To every thing there is a seasonIt is not appropriate if our chaebol leaders accompany President Moon Jae-in to Pyongyang next week for his third summit with North Korean leader Kim Jong-un. Their trip to North Korea will likely offer an unprecedented opportunity to rescue our economy from a deepening slump, not to mention promoting inter-Korean exchanges more actively than ever before. If Moon and Kim agree to open their markets in the summit, our business leaders will likely invest an astronomical amount of money in developing the archaic infrastructure in North Korea in the hope that it will lead to more profits down the road.
But to every thing there is a season. The summit slated for Sept. 18 to 20 should focus on denuclearization of North Korea, which has noticeably slowed. Moon himself said on Tuesday that our government must create strong momentum to achieve complete denuclearization of North Korea and build a peace regime on the Korean Peninsula. If so, the president’s top priority should be persuading Kim to take concrete actions such as submission of a list of nuclear weapons or a timetable for denuclearization. South Korea’s corporate leaders can go to Pyongyang after the denuclearization conundrum is solved.
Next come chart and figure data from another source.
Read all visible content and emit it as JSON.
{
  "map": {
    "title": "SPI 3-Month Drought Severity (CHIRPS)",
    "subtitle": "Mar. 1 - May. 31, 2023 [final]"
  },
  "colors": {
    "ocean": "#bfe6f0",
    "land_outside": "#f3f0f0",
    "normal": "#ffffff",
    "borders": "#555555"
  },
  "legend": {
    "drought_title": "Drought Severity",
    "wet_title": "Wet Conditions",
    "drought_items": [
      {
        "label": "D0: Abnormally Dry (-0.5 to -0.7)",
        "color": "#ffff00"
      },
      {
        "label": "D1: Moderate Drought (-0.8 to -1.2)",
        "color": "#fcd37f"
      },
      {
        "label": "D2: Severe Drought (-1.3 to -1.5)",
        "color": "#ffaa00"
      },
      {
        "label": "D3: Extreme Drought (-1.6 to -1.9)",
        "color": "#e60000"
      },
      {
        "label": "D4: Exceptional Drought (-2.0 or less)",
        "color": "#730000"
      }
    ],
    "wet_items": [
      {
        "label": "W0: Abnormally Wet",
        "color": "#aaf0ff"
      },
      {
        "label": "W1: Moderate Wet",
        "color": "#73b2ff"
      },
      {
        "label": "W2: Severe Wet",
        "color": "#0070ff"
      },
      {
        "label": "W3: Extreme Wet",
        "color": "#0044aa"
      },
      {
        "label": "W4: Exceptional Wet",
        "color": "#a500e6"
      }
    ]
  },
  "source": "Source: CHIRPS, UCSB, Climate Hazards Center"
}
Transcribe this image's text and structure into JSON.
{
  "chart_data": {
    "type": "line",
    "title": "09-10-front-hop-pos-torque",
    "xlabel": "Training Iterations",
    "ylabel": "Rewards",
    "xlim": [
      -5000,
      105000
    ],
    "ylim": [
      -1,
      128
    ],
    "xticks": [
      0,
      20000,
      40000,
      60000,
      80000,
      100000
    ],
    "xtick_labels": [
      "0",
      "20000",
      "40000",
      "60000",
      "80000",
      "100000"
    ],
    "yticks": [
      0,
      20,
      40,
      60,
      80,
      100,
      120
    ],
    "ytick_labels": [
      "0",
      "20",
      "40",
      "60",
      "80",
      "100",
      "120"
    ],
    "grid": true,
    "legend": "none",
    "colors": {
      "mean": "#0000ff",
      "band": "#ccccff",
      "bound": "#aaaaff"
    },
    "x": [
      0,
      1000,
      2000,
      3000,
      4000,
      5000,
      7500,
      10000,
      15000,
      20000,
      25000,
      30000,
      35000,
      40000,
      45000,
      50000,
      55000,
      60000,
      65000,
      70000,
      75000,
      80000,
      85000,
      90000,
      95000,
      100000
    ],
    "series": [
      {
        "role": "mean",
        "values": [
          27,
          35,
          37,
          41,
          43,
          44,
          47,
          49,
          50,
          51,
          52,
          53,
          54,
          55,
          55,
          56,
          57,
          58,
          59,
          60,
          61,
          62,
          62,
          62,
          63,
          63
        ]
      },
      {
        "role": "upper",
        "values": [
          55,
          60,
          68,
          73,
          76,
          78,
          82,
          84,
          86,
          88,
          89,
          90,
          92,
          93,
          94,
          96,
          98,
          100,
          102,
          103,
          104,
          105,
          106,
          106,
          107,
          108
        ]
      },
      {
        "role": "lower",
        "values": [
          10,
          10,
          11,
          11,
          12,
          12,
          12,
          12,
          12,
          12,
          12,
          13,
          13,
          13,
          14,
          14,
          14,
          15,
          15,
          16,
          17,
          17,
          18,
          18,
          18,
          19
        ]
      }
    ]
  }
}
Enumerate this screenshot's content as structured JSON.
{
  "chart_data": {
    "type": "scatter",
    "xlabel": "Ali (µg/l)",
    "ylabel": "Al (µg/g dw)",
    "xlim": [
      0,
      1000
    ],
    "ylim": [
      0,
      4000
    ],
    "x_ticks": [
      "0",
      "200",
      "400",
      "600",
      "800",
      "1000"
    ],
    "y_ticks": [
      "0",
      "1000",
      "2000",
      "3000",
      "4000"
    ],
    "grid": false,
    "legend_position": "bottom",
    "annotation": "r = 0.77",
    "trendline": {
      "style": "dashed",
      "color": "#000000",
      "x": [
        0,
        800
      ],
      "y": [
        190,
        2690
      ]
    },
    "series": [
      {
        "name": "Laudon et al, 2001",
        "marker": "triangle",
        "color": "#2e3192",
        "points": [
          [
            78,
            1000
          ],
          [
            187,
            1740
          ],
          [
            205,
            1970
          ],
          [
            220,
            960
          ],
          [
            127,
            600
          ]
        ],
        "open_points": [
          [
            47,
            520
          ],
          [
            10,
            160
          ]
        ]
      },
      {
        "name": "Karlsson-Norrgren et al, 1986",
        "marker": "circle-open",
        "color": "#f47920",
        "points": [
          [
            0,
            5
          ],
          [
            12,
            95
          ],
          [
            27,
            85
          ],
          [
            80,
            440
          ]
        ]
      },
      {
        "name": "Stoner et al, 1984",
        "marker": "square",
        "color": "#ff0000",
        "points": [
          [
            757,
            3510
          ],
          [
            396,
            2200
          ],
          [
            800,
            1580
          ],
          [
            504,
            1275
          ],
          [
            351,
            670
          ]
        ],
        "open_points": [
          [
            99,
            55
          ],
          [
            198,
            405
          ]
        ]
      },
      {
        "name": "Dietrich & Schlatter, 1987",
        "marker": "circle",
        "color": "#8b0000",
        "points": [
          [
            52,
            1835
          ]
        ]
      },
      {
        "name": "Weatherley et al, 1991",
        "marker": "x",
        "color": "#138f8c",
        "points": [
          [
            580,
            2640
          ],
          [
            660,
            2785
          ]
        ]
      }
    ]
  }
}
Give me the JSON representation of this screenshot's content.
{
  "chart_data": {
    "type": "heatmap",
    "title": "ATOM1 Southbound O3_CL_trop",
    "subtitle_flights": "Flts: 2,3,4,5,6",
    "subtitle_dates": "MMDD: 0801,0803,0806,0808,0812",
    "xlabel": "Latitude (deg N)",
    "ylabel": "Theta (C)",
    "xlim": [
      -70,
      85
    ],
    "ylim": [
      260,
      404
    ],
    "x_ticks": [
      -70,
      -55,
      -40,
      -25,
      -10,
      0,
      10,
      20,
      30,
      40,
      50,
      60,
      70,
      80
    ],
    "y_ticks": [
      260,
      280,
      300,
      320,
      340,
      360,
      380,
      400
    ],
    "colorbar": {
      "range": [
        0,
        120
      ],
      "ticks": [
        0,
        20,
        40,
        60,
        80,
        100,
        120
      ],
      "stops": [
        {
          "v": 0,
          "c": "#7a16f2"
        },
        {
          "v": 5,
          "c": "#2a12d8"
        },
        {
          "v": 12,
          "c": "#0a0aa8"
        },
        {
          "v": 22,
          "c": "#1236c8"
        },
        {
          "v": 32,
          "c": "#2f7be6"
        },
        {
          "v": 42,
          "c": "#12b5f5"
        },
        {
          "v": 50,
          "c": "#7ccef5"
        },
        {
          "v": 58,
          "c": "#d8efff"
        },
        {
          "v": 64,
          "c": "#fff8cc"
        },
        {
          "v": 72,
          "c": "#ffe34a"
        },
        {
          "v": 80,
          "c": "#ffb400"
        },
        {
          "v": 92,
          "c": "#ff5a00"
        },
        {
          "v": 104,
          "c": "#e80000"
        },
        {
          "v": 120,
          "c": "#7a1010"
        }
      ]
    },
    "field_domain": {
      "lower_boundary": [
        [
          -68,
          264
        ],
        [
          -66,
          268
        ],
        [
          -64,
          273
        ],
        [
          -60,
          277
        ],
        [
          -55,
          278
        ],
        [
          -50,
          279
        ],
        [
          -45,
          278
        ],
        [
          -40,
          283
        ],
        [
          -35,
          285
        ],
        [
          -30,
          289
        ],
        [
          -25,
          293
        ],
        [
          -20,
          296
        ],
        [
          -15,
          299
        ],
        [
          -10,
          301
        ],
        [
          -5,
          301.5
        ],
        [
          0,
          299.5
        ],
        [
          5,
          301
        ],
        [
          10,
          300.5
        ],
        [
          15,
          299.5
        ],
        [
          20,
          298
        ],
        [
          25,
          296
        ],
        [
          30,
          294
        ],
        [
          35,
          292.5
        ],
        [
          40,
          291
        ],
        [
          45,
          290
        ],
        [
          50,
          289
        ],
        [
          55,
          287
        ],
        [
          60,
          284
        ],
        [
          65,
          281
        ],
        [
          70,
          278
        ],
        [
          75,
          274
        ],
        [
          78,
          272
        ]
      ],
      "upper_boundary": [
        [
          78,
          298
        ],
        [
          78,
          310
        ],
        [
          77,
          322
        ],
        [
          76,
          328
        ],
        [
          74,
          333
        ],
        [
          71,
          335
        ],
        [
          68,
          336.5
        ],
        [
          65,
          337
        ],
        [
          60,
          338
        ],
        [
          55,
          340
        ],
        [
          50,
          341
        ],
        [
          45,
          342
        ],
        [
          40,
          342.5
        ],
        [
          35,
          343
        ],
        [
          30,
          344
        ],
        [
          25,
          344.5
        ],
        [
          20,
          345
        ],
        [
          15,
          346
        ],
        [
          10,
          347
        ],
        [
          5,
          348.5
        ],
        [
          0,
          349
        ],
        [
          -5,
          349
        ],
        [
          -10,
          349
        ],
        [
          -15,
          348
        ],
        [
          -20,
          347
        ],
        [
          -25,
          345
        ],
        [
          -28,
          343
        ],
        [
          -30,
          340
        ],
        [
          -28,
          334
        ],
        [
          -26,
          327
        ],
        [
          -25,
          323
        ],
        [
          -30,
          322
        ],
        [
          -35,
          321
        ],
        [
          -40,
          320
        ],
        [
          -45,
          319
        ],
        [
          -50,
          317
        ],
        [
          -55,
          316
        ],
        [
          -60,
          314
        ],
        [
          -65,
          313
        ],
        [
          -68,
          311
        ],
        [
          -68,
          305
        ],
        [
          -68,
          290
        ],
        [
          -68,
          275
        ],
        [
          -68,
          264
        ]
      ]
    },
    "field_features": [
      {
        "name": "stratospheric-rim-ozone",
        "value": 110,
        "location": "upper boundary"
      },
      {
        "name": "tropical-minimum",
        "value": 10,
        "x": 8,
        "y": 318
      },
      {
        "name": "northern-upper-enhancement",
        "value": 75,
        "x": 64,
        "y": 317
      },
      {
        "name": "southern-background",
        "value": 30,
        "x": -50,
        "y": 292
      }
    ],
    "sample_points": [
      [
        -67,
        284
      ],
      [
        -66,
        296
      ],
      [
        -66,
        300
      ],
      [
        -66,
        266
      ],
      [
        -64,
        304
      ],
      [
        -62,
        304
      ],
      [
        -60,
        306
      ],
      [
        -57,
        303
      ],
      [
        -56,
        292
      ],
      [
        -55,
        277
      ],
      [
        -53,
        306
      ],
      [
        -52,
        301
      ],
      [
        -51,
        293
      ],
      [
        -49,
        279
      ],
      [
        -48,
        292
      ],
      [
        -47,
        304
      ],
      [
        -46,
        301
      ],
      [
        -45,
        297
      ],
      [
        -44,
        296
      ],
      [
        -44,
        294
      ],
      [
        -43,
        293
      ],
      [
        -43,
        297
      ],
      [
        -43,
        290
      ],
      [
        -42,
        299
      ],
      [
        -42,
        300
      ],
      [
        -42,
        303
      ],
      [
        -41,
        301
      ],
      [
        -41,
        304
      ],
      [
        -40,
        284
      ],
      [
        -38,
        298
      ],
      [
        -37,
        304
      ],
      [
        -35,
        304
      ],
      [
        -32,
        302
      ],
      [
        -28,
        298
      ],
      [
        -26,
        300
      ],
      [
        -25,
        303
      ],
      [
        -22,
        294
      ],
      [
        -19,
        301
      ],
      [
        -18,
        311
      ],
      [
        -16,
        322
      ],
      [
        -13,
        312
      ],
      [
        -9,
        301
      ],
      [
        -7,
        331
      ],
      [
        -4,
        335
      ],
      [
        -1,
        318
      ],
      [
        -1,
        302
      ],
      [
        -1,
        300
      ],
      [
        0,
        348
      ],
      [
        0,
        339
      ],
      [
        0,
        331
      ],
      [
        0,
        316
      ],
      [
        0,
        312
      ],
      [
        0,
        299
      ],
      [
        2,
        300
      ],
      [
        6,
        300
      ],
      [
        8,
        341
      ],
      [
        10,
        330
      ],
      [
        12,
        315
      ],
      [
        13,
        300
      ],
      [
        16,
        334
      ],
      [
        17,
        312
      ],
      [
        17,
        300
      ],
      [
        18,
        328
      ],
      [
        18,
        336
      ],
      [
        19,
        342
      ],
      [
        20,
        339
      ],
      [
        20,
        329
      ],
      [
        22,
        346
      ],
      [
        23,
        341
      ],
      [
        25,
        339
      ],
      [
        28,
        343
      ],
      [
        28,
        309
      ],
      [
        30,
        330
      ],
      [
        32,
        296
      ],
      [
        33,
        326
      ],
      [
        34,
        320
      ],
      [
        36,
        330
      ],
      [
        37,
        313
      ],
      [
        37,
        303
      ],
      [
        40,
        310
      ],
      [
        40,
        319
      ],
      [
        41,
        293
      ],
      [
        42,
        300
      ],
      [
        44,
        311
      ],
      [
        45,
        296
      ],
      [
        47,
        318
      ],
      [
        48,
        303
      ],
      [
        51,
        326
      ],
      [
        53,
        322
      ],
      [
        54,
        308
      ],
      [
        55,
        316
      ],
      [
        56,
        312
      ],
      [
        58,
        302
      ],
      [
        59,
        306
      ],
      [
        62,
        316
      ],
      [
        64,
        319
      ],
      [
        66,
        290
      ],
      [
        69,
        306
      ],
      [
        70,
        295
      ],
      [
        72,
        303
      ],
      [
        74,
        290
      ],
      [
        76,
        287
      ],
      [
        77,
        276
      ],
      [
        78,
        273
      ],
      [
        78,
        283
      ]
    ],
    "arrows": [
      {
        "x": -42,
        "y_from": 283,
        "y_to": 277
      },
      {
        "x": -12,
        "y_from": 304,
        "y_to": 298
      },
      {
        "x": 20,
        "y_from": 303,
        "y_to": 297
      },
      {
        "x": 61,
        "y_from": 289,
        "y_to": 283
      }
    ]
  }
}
If they already decided to accompany Moon to Pyongyang, his administration must not pressure them to invest in North Korea. No matter how many golden opportunities await them, everything is still uncertain. As seen in the unexpected suspension of the operation of the Kaesong Industrial Complex and tourism to Mount Kumgang, no one knows what will happened to such investment projects due to political uncertainties. In particular, there has been virtually no progress in denuclearizing the North. Who would dare to invest in such precarious circumstances?
Another obstacle comes from the international community. Neither the United Nations nor the United States have lifted sanctions. The Moon administration strives to broaden inter-Korean exchanges, but America takes a firm position on that issue. It was even found that the Pentagon recently planned to humiliate the Kim regime by laying bare its sly violations of UN sanctions. That means that if South Korean companies start to do business with North Korea, it could easily put their names on Uncle Sam’s sanctions list.
If the chaebol leaders really want to go to the North, the government must let them determine whether to invest there. If the situation is ripe, they will rush to North Korea on their own.